Electrochemiluminescence Sensor based on Electrospun Crosslinked Carbon Nanofibers for the Detection of Difenidol Hydrochloride

Abstract

Background: Cross-linked porous carbon nanofibers (CNF) was successfully prepared by electrospinning and high-temperature carbonization. Polyacrylonitrile (PAN) as the carbon source and Genipin as the cross-linking agent were used to prepare Cross-linked porous carbon nanofibers (CNF). Method and Material: The field emission Scanning Electron Microscopy (SEM), Transmission Electron Microscope (TEM), Automatic Specific Surface and Porosity Analyzer Brunner Emmet Teller (BET), X-ray Diffraction (XRD), A laser confocal microspectroscope (Raman, XploRA PLUS, Horiba) were used to characterize materials.
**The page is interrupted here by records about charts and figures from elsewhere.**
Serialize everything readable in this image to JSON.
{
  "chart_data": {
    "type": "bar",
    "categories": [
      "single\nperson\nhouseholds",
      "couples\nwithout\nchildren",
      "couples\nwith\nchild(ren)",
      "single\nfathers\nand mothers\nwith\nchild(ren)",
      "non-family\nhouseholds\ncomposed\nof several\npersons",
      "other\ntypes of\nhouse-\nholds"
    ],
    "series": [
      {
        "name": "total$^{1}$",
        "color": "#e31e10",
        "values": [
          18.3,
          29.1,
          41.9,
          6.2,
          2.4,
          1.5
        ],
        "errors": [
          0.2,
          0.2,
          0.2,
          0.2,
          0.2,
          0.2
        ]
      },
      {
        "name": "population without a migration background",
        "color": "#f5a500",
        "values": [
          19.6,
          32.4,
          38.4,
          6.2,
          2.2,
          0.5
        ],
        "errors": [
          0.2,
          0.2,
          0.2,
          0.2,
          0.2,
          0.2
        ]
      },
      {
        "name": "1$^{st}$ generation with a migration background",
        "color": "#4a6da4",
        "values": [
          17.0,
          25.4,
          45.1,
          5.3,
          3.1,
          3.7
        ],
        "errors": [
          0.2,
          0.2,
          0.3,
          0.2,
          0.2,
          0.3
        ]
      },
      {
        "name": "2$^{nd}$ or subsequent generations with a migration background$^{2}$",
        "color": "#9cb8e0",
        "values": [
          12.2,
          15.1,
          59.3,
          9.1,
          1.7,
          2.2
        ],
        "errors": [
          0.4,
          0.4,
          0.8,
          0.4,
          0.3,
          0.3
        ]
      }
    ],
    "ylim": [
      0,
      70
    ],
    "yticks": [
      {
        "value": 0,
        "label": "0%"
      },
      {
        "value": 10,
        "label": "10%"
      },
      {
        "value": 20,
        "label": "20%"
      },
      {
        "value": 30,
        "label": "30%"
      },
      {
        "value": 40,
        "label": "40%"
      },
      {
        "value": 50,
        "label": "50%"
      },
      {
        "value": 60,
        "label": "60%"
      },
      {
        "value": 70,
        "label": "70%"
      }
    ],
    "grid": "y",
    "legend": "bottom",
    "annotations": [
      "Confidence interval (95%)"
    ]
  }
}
The CNF suspension was dropped on the surface of the bare glassy carbon electrode by the drip coating method to obtain a CNF modified electrode. Cyclic voltammetry was used to study the electrochemiluminescence behavior of difenidol hydrochloride on CNF modified glassy carbon electrode (Glassy Carbon Electrode, GCE). Results and Discussion: Herein, we synthesised a kind of Crosslinked Carbon Nanofibers and designed a novel ECL biosensor, Under the optimal conditions, the concentration of difenidol hydrochloride has a linear relationship with the peak current in the range of 8.0×10-8 to 1.0×10-4mol/L, the correlation coefficient is R2=0.997, with a low detection limit (1.2×10- 8 mol/L). Difenidol hydrochloride in difenidol hydrochloride tablets was tested, and the recovery rate of sample addition was 83.17%-92.17%, and the RSD was <5.0%. The designed platform exhibited excellent analytical performance towards difenidol hydrochloride determination.